First of all there is the water itself. We’ve all heard the old advice not to drink the water south-of-the-border, which is still true enough. But that also means never to let any of the water in your mouth. If this seems simple see what you do during your next shower. While you are there up North all lathered up and singing, imagine the water is full of deadly bacteria, insidious parasites and then imagine them wriggling past your by now tightly shut lips. Next try brushing your teeth with bottled water. Easy enough, huh? Now try getting your toothbrush clean…
Many, if not most of the showers here are cold as well. We tend to picture Central America as endless, steaming jaguar filled jungles or miles of fever coast and while a lot of it is pretty steamy and cold showers are welcome, much of it is mountains. And like a lot of mountains it gets a bit chilly out of the sun. Since the shower is generally a pipe jutting out of a sunless room the shower is, indeed, cold. You get expert at only getting a few square inches of dirty skin at a time under the frigid, unclean water. It is cold and miserable and dank as no house is ever heated or cooled and if the weather is less-than-warm you are taking a cold shower in a cold room, drying off in the cold and putting on dank cold clothes you’ve probably been wearing for a week. Bronchitis ya’ll? Pneumonia anyone? Of course an auxiliary danger to the cold shower is that you won’t shower at all and thus end up with diseases your doctor can’t cure because they haven’t been seen much since 1066.

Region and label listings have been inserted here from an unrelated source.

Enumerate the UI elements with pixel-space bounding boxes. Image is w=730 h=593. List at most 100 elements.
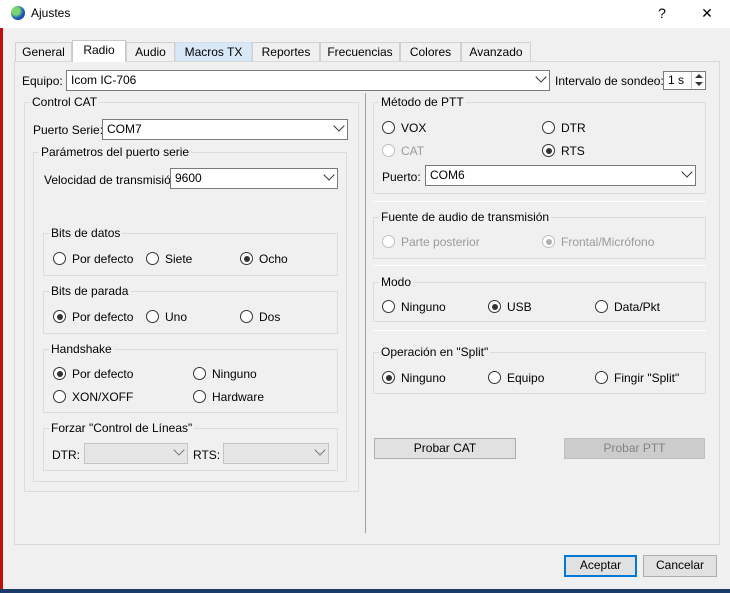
radio-label: Fingir "Split" [614,371,680,385]
ptt-port-value: COM6 [430,168,465,182]
serial-params-title: Parámetros del puerto serie [39,145,192,159]
tab-general[interactable]: General [15,42,72,61]
radio-indicator [193,367,206,380]
tab-avanzado[interactable]: Avanzado [461,42,531,61]
radio-label: Ninguno [212,367,257,381]
tab-frecuencias[interactable]: Frecuencias [320,42,400,61]
audio-source-title: Fuente de audio de transmisión [379,210,552,224]
chevron-down-icon [323,169,335,181]
radio-label: XON/XOFF [72,390,134,404]
radio-indicator [382,235,395,248]
mode-title: Modo [379,275,414,289]
split-title: Operación en "Split" [379,345,491,359]
radio-indicator [53,310,66,323]
serial-port-label: Puerto Serie: [33,123,104,137]
test-cat-button[interactable]: Probar CAT [374,438,516,459]
app-icon [11,6,25,20]
cancel-button[interactable]: Cancelar [643,555,717,577]
dtr-label: DTR: [52,448,80,462]
taskbar-edge [0,589,730,593]
radio-indicator [240,252,253,265]
radio-label: RTS [561,144,585,158]
handshake-title: Handshake [49,342,114,356]
radio-label: CAT [401,144,425,158]
radio-label: Ocho [259,252,288,266]
chevron-down-icon [681,166,693,178]
test-ptt-button[interactable]: Probar PTT [564,438,705,459]
baud-rate-select[interactable]: 9600 [170,168,338,189]
radio-indicator [542,121,555,134]
radio-indicator [542,235,555,248]
radio-label: Por defecto [72,310,134,324]
tab-colores[interactable]: Colores [400,42,461,61]
radio-label: Frontal/Micrófono [561,235,655,249]
radio-label: Hardware [212,390,265,404]
radio-indicator [193,390,206,403]
data-bits-title: Bits de datos [49,226,123,240]
rig-label: Equipo: [22,74,63,88]
spin-arrows[interactable] [691,72,705,89]
radio-indicator [53,367,66,380]
radio-indicator [53,252,66,265]
poll-interval-value: 1 s [668,73,685,87]
tab-audio[interactable]: Audio [126,42,175,61]
cat-control-title: Control CAT [30,95,100,109]
window-title: Ajustes [31,6,71,20]
separator [373,330,706,331]
separator [373,265,706,266]
poll-interval-spinbox[interactable]: 1 s [663,71,706,90]
separator [373,201,706,202]
radio-indicator [488,371,501,384]
rig-select[interactable]: Icom IC-706 [66,70,550,91]
rts-label: RTS: [193,448,221,462]
radio-label: DTR [561,121,586,135]
radio-label: Uno [165,310,188,324]
radio-indicator [382,371,395,384]
tab-reportes[interactable]: Reportes [252,42,320,61]
radio-label: Por defecto [72,367,134,381]
tab-radio[interactable]: Radio [72,40,126,62]
settings-dialog: Ajustes ? ✕ General Radio Audio Macros T… [0,0,730,593]
chevron-down-icon [535,71,547,83]
ptt-port-select[interactable]: COM6 [425,165,696,186]
radio-indicator [382,300,395,313]
help-button[interactable]: ? [647,3,677,23]
spin-down-icon[interactable] [695,82,703,86]
radio-label: Parte posterior [401,235,480,249]
close-button[interactable]: ✕ [692,3,722,23]
ok-button[interactable]: Aceptar [564,555,637,577]
radio-indicator [542,144,555,157]
radio-indicator [146,252,159,265]
baud-rate-label: Velocidad de transmisión: [44,173,181,187]
radio-indicator [488,300,501,313]
spin-up-icon[interactable] [695,74,703,78]
rts-select[interactable] [223,443,329,464]
radio-label: Equipo [507,371,545,385]
poll-interval-label: Intervalo de sondeo: [555,74,664,88]
radio-label: VOX [401,121,427,135]
force-lines-title: Forzar "Control de Líneas" [49,421,195,435]
radio-indicator [595,300,608,313]
column-divider [365,93,366,533]
background-strip [0,28,3,593]
serial-port-select[interactable]: COM7 [102,119,348,140]
serial-port-value: COM7 [107,122,142,136]
chevron-down-icon [173,444,185,456]
chevron-down-icon [333,120,345,132]
dtr-select[interactable] [84,443,188,464]
radio-label: Dos [259,310,281,324]
radio-label: Por defecto [72,252,134,266]
radio-label: Siete [165,252,193,266]
radio-label: Data/Pkt [614,300,661,314]
title-bar: Ajustes ? ✕ [0,0,730,28]
tab-macros-tx[interactable]: Macros TX [175,42,252,61]
rig-select-value: Icom IC-706 [71,73,137,87]
radio-indicator [382,121,395,134]
radio-indicator [240,310,253,323]
radio-label: Ninguno [401,300,446,314]
radio-indicator [146,310,159,323]
stop-bits-title: Bits de parada [49,284,131,298]
radio-label: Ninguno [401,371,446,385]
radio-indicator [53,390,66,403]
radio-label: USB [507,300,532,314]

These, however, are all relatively passive dangers. Now welcome to the world of the Central American hot shower. In what we like to call developed countries the water is heated, usually by natural gas, in a tank. Most of us are vaguely aware that the thing could explode but it’s as never happened to anyone I know and besides, the tank thing is in the basement, not next to you in the bathroom. Here you do sometimes see gas heaters but they are next to you, mounted to the wall right outside the shower. You have to take matches to the shower. You turn a knob and strike a match and gas flows and bursts into life within the square belly of the thing. The water flows through it then over your body. It is rusted and doesn’t look like it should work. In fact it often doesn’t and you are never sure if it is leaking gas or not as you shiver and curse in the frigid water. And this, gentle reader, is another reason out of many why one should never, ever, smoke in the shower.

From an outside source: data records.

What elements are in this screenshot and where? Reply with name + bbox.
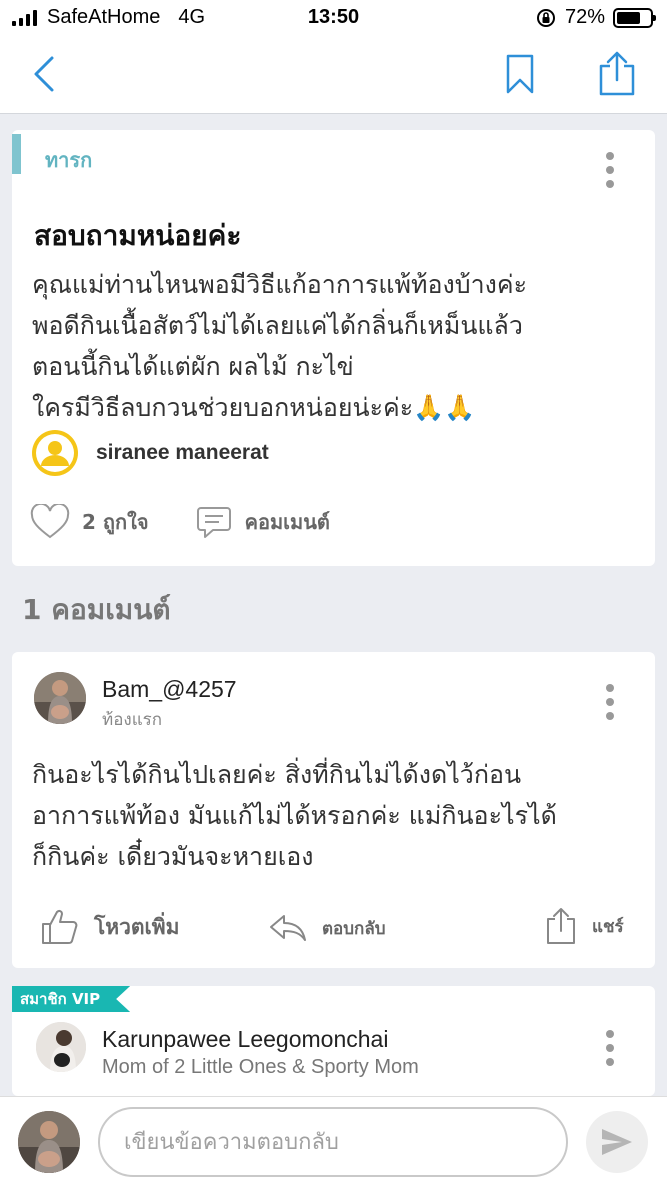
reply-bar: [0, 1096, 667, 1186]
post-more-icon[interactable]: [595, 148, 625, 192]
vip-badge: สมาชิก VIP: [12, 986, 130, 1012]
post-title: สอบถามหน่อยค่ะ: [34, 219, 242, 252]
send-button[interactable]: [586, 1111, 648, 1173]
share-label: แชร์: [592, 916, 624, 937]
post-body: คุณแม่ท่านไหนพอมีวิธีแก้อาการแพ้ท้องบ้าง…: [32, 270, 527, 422]
battery-percent: 72%: [564, 6, 605, 28]
post-author[interactable]: siranee maneerat: [32, 430, 269, 476]
send-icon: [602, 1129, 632, 1155]
user-avatar-icon: [32, 430, 78, 476]
vip-commenter-avatar[interactable]: [36, 1022, 86, 1072]
vote-label: โหวตเพิ่ม: [94, 914, 180, 939]
commenter-status: ท้องแรก: [102, 710, 163, 730]
bookmark-icon[interactable]: [500, 52, 540, 96]
post-actions: 2 ถูกใจ คอมเมนต์: [30, 504, 330, 540]
category-marker: [12, 134, 21, 174]
heart-icon: [30, 504, 70, 539]
reply-label: ตอบกลับ: [322, 918, 386, 939]
battery-icon: [613, 7, 656, 28]
share-icon[interactable]: [595, 50, 639, 98]
reply-icon: [270, 915, 306, 941]
author-name: siranee maneerat: [96, 441, 269, 464]
status-bar: SafeAtHome 4G 13:50 72%: [0, 0, 667, 36]
post-card: ทารก สอบถามหน่อยค่ะ คุณแม่ท่านไหนพอมีวิธ…: [12, 130, 655, 566]
comment-label: คอมเมนต์: [244, 510, 330, 534]
vip-commenter-status: Mom of 2 Little Ones & Sporty Mom: [102, 1056, 419, 1078]
chevron-left-icon[interactable]: [26, 52, 66, 96]
vip-commenter-username[interactable]: Karunpawee Leegomonchai: [102, 1026, 388, 1053]
comment-card: Bam_@4257 ท้องแรก กินอะไรได้กินไปเลยค่ะ …: [12, 652, 655, 968]
comments-count-heading: 1 คอมเมนต์: [22, 593, 171, 626]
status-right: 72%: [535, 6, 656, 29]
vip-comment-more-icon[interactable]: [595, 1026, 625, 1070]
battery-level: [617, 11, 641, 24]
comment-actions: โหวตเพิ่ม ตอบกลับ แชร์: [12, 904, 655, 954]
comment-body: กินอะไรได้กินไปเลยค่ะ สิ่งที่กินไม่ได้งด…: [32, 760, 557, 871]
reply-button[interactable]: ตอบกลับ: [268, 912, 386, 944]
thumbs-up-icon: [42, 909, 78, 944]
comment-more-icon[interactable]: [595, 680, 625, 724]
share-icon: [547, 908, 575, 944]
like-count: 2 ถูกใจ: [82, 510, 149, 534]
orientation-lock-icon: [536, 8, 555, 27]
comment-icon: [196, 507, 231, 538]
like-button[interactable]: 2 ถูกใจ: [30, 504, 149, 540]
share-comment-button[interactable]: แชร์: [544, 906, 624, 946]
post-category[interactable]: ทารก: [45, 144, 92, 176]
nav-bar: [0, 36, 667, 114]
reply-input[interactable]: [98, 1107, 568, 1177]
my-avatar: [18, 1111, 80, 1173]
vote-button[interactable]: โหวตเพิ่ม: [40, 908, 179, 946]
commenter-username[interactable]: Bam_@4257: [102, 676, 237, 703]
commenter-avatar[interactable]: [34, 672, 86, 724]
comment-button[interactable]: คอมเมนต์: [195, 504, 330, 540]
vip-comment-card: สมาชิก VIP Karunpawee Leegomonchai Mom o…: [12, 986, 655, 1096]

The gas heaters are in fact quite rare. For true terror, and far more commonly found, one needs experience the electric heaters. While not a scientist I do have rather clear memories of being taught that oil and water do not mix. More importantly I remember quite clearly being instructed that electricity and water do not mix, or rather, that they do but the potential consequences of mixing them are far more dire than the consequences of putting canola and Evian together.

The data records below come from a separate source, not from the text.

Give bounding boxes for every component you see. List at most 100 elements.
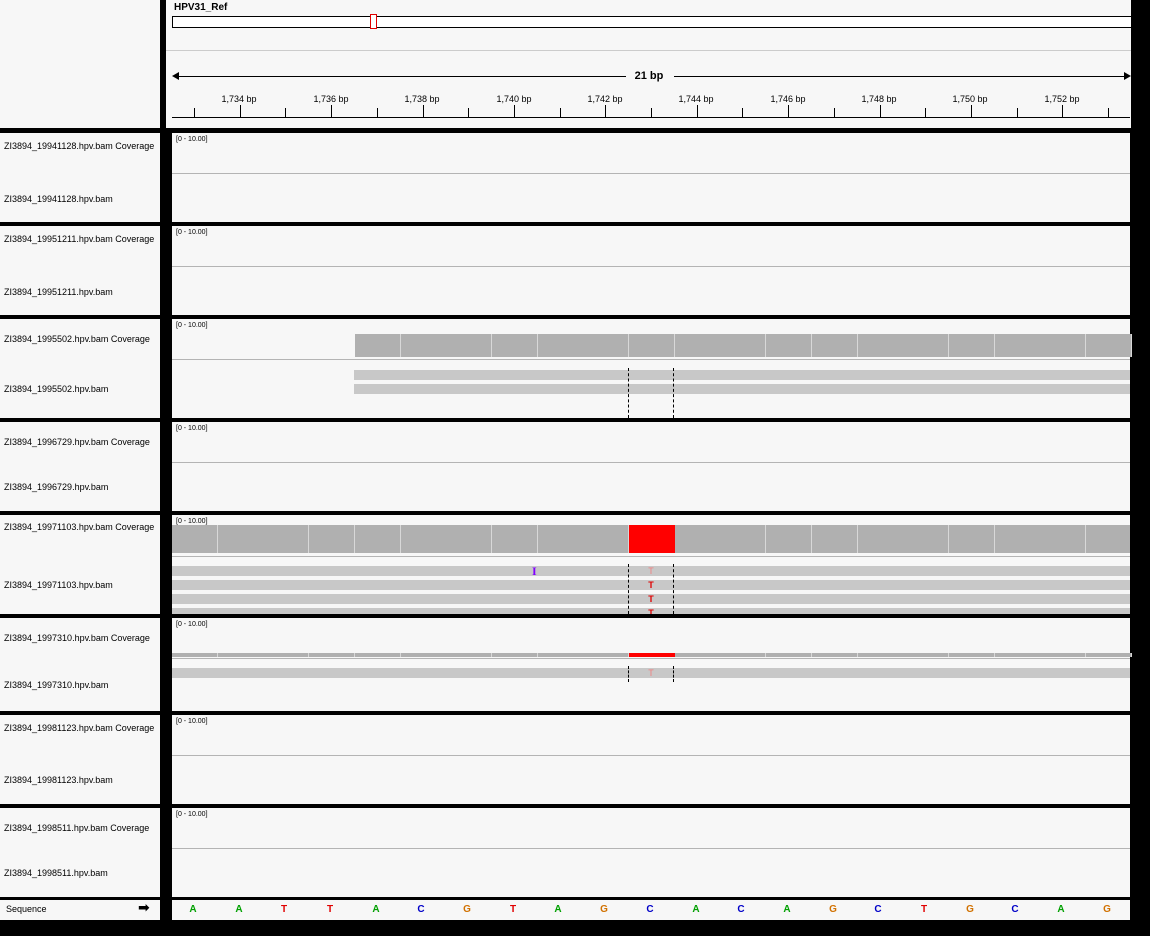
coverage-bar[interactable] <box>812 334 858 357</box>
ruler-tick <box>285 108 286 117</box>
coverage-bar-mismatch[interactable] <box>629 525 675 553</box>
coverage-bar[interactable] <box>720 525 766 553</box>
coverage-bar[interactable] <box>949 525 995 553</box>
track-data-panel[interactable]: [0 - 10.00] T <box>172 618 1132 711</box>
coverage-track-label[interactable]: ZI3894_19941128.hpv.bam Coverage <box>4 141 154 151</box>
coverage-bar[interactable] <box>629 334 675 357</box>
coverage-bar[interactable] <box>263 653 309 657</box>
coverage-bar[interactable] <box>1040 653 1086 657</box>
bam-track-label[interactable]: ZI3894_19971103.hpv.bam <box>4 580 113 590</box>
track-data-panel[interactable]: [0 - 10.00] <box>172 808 1130 897</box>
aligned-read[interactable] <box>354 370 1130 380</box>
coverage-bar[interactable] <box>446 334 492 357</box>
strand-arrow-icon[interactable]: ➡ <box>138 900 150 916</box>
track-divider <box>172 848 1130 849</box>
coverage-bar[interactable] <box>355 334 401 357</box>
coverage-bar[interactable] <box>492 653 538 657</box>
track-divider <box>172 173 1130 174</box>
tick-label: 1,736 bp <box>313 94 349 104</box>
coverage-bar[interactable] <box>675 653 721 657</box>
coverage-bar[interactable] <box>218 653 264 657</box>
sequence-base: G <box>829 904 837 915</box>
coverage-bar[interactable] <box>355 653 401 657</box>
coverage-bar[interactable] <box>401 525 447 553</box>
bam-track-label[interactable]: ZI3894_1997310.hpv.bam <box>4 680 108 690</box>
coverage-bar[interactable] <box>1086 525 1130 553</box>
coverage-bar[interactable] <box>583 525 629 553</box>
track-names-panel: ZI3894_19971103.hpv.bam Coverage ZI3894_… <box>0 515 160 614</box>
coverage-bar[interactable] <box>172 525 218 553</box>
track-data-panel[interactable]: [0 - 10.00] T T T T I <box>172 515 1130 614</box>
coverage-bar[interactable] <box>903 653 949 657</box>
coverage-bar[interactable] <box>1086 653 1132 657</box>
insertion-marker-icon[interactable]: I <box>532 564 537 579</box>
coverage-track-label[interactable]: ZI3894_1996729.hpv.bam Coverage <box>4 437 150 447</box>
coverage-bar[interactable] <box>1040 334 1086 357</box>
coverage-bar[interactable] <box>309 653 355 657</box>
track-data-panel[interactable]: [0 - 10.00] <box>172 715 1130 804</box>
coverage-bar[interactable] <box>538 525 584 553</box>
coverage-bar[interactable] <box>903 525 949 553</box>
coverage-bar-mismatch[interactable] <box>629 653 675 657</box>
bam-track-label[interactable]: ZI3894_1996729.hpv.bam <box>4 482 108 492</box>
coverage-bar[interactable] <box>766 653 812 657</box>
coverage-bar[interactable] <box>903 334 949 357</box>
coverage-bar[interactable] <box>812 525 858 553</box>
sequence-base: T <box>326 904 334 915</box>
coverage-bar[interactable] <box>675 334 721 357</box>
aligned-read[interactable] <box>354 384 1130 394</box>
bam-track-label[interactable]: ZI3894_1998511.hpv.bam <box>4 868 108 878</box>
bam-track-label[interactable]: ZI3894_19981123.hpv.bam <box>4 775 113 785</box>
coverage-bar[interactable] <box>766 525 812 553</box>
coverage-bar[interactable] <box>995 653 1041 657</box>
coverage-track-label[interactable]: ZI3894_19971103.hpv.bam Coverage <box>4 522 154 532</box>
data-range: [0 - 10.00] <box>176 718 208 725</box>
coverage-bar[interactable] <box>766 334 812 357</box>
track-names-panel: ZI3894_19981123.hpv.bam Coverage ZI3894_… <box>0 715 160 804</box>
coverage-bar[interactable] <box>949 653 995 657</box>
coverage-bar[interactable] <box>720 334 766 357</box>
coverage-bar[interactable] <box>675 525 721 553</box>
coverage-bar[interactable] <box>401 653 447 657</box>
coverage-bar[interactable] <box>949 334 995 357</box>
coverage-bar[interactable] <box>1040 525 1086 553</box>
coverage-bar[interactable] <box>446 525 492 553</box>
coverage-bar[interactable] <box>355 525 401 553</box>
coverage-track-label[interactable]: ZI3894_1998511.hpv.bam Coverage <box>4 823 149 833</box>
chromosome-ideogram[interactable] <box>172 16 1132 28</box>
coverage-track-label[interactable]: ZI3894_19981123.hpv.bam Coverage <box>4 723 154 733</box>
coverage-bar[interactable] <box>858 334 904 357</box>
coverage-bar[interactable] <box>492 525 538 553</box>
ruler-panel[interactable]: HPV31_Ref 21 bp <box>166 0 1132 128</box>
coverage-bar[interactable] <box>309 525 355 553</box>
sequence-label[interactable]: Sequence <box>6 904 47 914</box>
coverage-bar[interactable] <box>263 525 309 553</box>
track-data-panel[interactable]: [0 - 10.00] <box>172 226 1130 315</box>
coverage-bar[interactable] <box>446 653 492 657</box>
track-data-panel[interactable]: [0 - 10.00] <box>172 319 1132 418</box>
coverage-bar[interactable] <box>812 653 858 657</box>
coverage-bar[interactable] <box>583 334 629 357</box>
coverage-bar[interactable] <box>218 525 264 553</box>
coverage-bar[interactable] <box>492 334 538 357</box>
track-data-panel[interactable]: [0 - 10.00] <box>172 422 1130 511</box>
bam-track-label[interactable]: ZI3894_19941128.hpv.bam <box>4 194 113 204</box>
current-region-marker[interactable] <box>370 14 377 29</box>
coverage-bar[interactable] <box>1086 334 1132 357</box>
coverage-bar[interactable] <box>538 334 584 357</box>
coverage-bar[interactable] <box>720 653 766 657</box>
coverage-bar[interactable] <box>858 525 904 553</box>
coverage-track-label[interactable]: ZI3894_1997310.hpv.bam Coverage <box>4 633 150 643</box>
track-data-panel[interactable]: [0 - 10.00] <box>172 133 1130 222</box>
coverage-bar[interactable] <box>995 334 1041 357</box>
coverage-bar[interactable] <box>401 334 447 357</box>
coverage-bar[interactable] <box>172 653 218 657</box>
coverage-bar[interactable] <box>858 653 904 657</box>
coverage-bar[interactable] <box>538 653 584 657</box>
coverage-track-label[interactable]: ZI3894_1995502.hpv.bam Coverage <box>4 334 150 344</box>
bam-track-label[interactable]: ZI3894_1995502.hpv.bam <box>4 384 108 394</box>
coverage-bar[interactable] <box>995 525 1041 553</box>
bam-track-label[interactable]: ZI3894_19951211.hpv.bam <box>4 287 113 297</box>
coverage-track-label[interactable]: ZI3894_19951211.hpv.bam Coverage <box>4 234 154 244</box>
coverage-bar[interactable] <box>583 653 629 657</box>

So when you first see wires extending from the wall and running into the shower-head it causes a gut level sense of unease that never really goes away. They work something like this: the water enters the shower-head (as does the electricity). The electricity heats a coil through which the water passes and then falls through holes onto your skin. This device is designed, of course, so the water and electricity never actually meet. While separate, the two are by no means equal and are very, very close together. In my case, since I am writing this, they never have met but the devices (usually of Italian manufacture) don’t appear overly sturdy and while Central Americans have many traits to recommend them, quality control and maintenance are generally not among them.
People often ask me if Central America is dangerous. I can only say it is. It has its revolutions, its bandits, its volcanoes and hurricanes and malaria but it probably will be none of these that get you. It will be a shower. Or a maybe a bus. But probably a shower. How can you kill me. Let me count the ways. Yes, probably the shower.